Ben Towers is an entrepreneur who started his own web design company at the age of just eleven. He grew and developed his businesses into a thriving social media consultancy. Ben later exited the business following a multi-million-pound merger with another agency where he served as a director before launching a new venture. All before he was twenty. Widely acclaimed by the British business community, he’s been named NatWest Entrepreneur of the Year and dubbed one of the UK’s most exciting entrepreneurs by Sir Richard Branson.
After designing a website for a family friend for fifty pounds Ben balanced schoolwork with managing a growing web design business. Facing some unusual challenges, such as his children’s bank account being frozen because of the number and size of transactions going through and having to study for exams and fire a member of staff for not responding to clients, Ben was running a fully-fledged SME with a team of twenty six before he was eighteen.

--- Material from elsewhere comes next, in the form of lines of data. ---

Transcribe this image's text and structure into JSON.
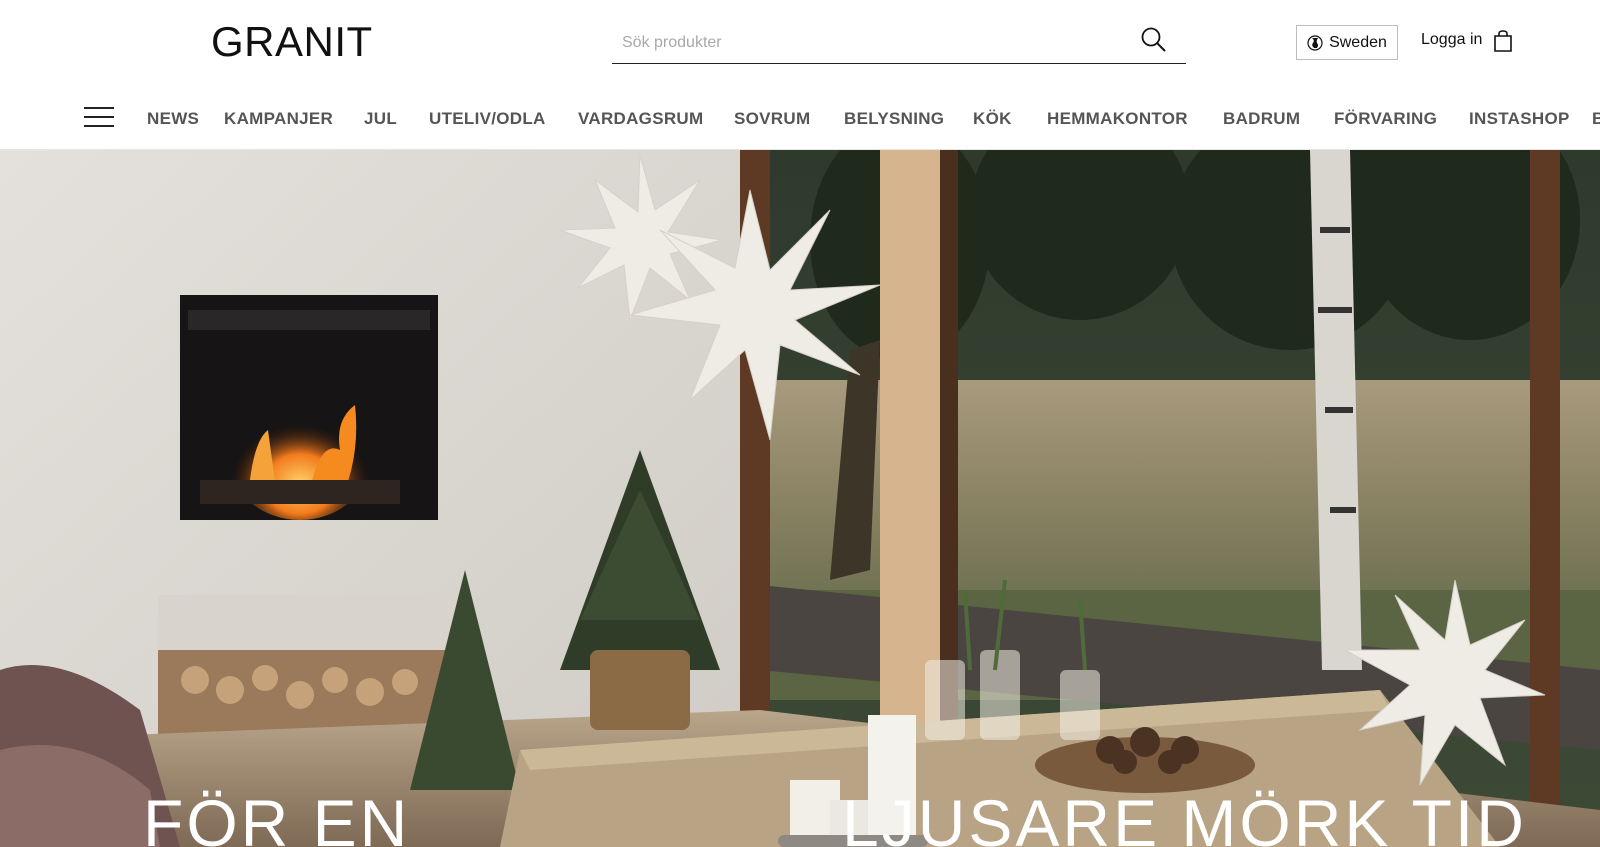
{
  "header": {
    "logo": "GRANIT",
    "search_placeholder": "Sök produkter",
    "search_icon": "search-icon",
    "region_label": "Sweden",
    "region_icon": "globe-icon",
    "login_label": "Logga in",
    "cart_icon": "shopping-bag-icon"
  },
  "nav": {
    "menu_icon": "hamburger-icon",
    "items": [
      {
        "label": "NEWS"
      },
      {
        "label": "KAMPANJER"
      },
      {
        "label": "JUL"
      },
      {
        "label": "UTELIV/ODLA"
      },
      {
        "label": "VARDAGSRUM"
      },
      {
        "label": "SOVRUM"
      },
      {
        "label": "BELYSNING"
      },
      {
        "label": "KÖK"
      },
      {
        "label": "HEMMAKONTOR"
      },
      {
        "label": "BADRUM"
      },
      {
        "label": "FÖRVARING"
      },
      {
        "label": "INSTASHOP"
      },
      {
        "label": "B"
      }
    ]
  },
  "hero": {
    "headline_left": "FÖR EN",
    "headline_right": "LJUSARE MÖRK TID"
  },
  "colors": {
    "text": "#1a1a1a",
    "nav_text": "#555555",
    "hero_text": "#ffffff"
  }
}
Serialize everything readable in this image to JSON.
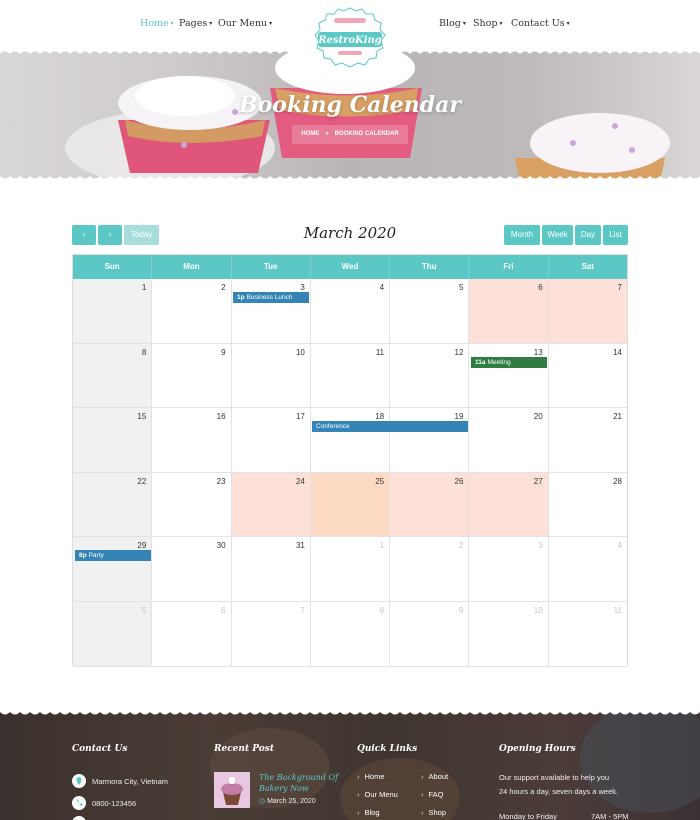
{
  "nav": {
    "home": "Home",
    "pages": "Pages",
    "our_menu": "Our Menu",
    "blog": "Blog",
    "shop": "Shop",
    "contact": "Contact Us"
  },
  "logo": {
    "name": "RestroKing"
  },
  "hero": {
    "title": "Booking Calendar",
    "breadcrumb_home": "HOME",
    "breadcrumb_sep": "»",
    "breadcrumb_current": "BOOKING CALENDAR"
  },
  "toolbar": {
    "prev_icon": "chevron-left",
    "next_icon": "chevron-right",
    "today": "Today",
    "title": "March 2020",
    "month": "Month",
    "week": "Week",
    "day": "Day",
    "list": "List"
  },
  "calendar": {
    "weekdays": [
      "Sun",
      "Mon",
      "Tue",
      "Wed",
      "Thu",
      "Fri",
      "Sat"
    ],
    "weeks": [
      [
        "1",
        "2",
        "3",
        "4",
        "5",
        "6",
        "7"
      ],
      [
        "8",
        "9",
        "10",
        "11",
        "12",
        "13",
        "14"
      ],
      [
        "15",
        "16",
        "17",
        "18",
        "19",
        "20",
        "21"
      ],
      [
        "22",
        "23",
        "24",
        "25",
        "26",
        "27",
        "28"
      ],
      [
        "29",
        "30",
        "31",
        "1",
        "2",
        "3",
        "4"
      ],
      [
        "5",
        "6",
        "7",
        "8",
        "9",
        "10",
        "11"
      ]
    ],
    "events": {
      "business_lunch": {
        "time": "1p",
        "title": "Business Lunch"
      },
      "meeting": {
        "time": "11a",
        "title": "Meeting"
      },
      "conference": {
        "title": "Conference"
      },
      "party": {
        "time": "8p",
        "title": "Party"
      }
    },
    "colors": {
      "accent": "#5bc8c6",
      "event_blue": "#3485b5",
      "event_green": "#2f7d42",
      "highlight": "#fde0d8"
    }
  },
  "footer": {
    "contact_title": "Contact Us",
    "address": "Marmora City, Vietnam",
    "phone": "0800-123456",
    "recent_title": "Recent Post",
    "post_title_line1": "The Background Of",
    "post_title_line2": "Bakery Now",
    "post_date": "March 25, 2020",
    "quick_title": "Quick Links",
    "links": [
      "Home",
      "Our Menu",
      "Blog",
      "About",
      "FAQ",
      "Shop"
    ],
    "hours_title": "Opening Hours",
    "hours_text_1": "Our support available to help you",
    "hours_text_2": "24 hours a day, seven days a week.",
    "hours_day": "Monday to Friday",
    "hours_time": "7AM - 5PM"
  }
}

Working on campaigns for companies including QuickBooks, Pot Noodle, Champneys, and Virgin, he had to decide between focusing on his business or taking his A Levels. Ben compromised and became the first person to employ themselves as an apprentice in his own business - which meant having an employee review his work.
After leaving the agency, Ben became an advisor and Communications Director at pharmaceutical giant GSK, a mentor to new entrepreneurs, and an investor in a range of startups. He topped The Times’ global Super Teen Power List and was an advisor on the CBBC series Pocket Money Pitch (a Dragons’ Den for young entrepreneurs). Ben is an advisor to the Royal Family, supporting digital initiatives and entrepreneurship programs. He was also appointed by the UK Government to lead on the Innovation and Entrepreneurship review and strategy with the Department for Business.
Ben is now the Founder of Happl – an employee engagement platform managing benefits, recognition, and reward for start-ups across the world.
Alongside his unusual entrepreneurial story, Ben also speaks about the wider world of technology from the view of someone who has effectively known little else. Frequently, his youth (he’s twenty-five days older than Google) has provided him with a keen insight into what’s new, what’s fading from popularity, and who’s doing what on which platform. He can bring together the complexities of business and commercial decisions with the demands and expectations of a new generation of employees and consumers, predicting new opportunities and potential challenges.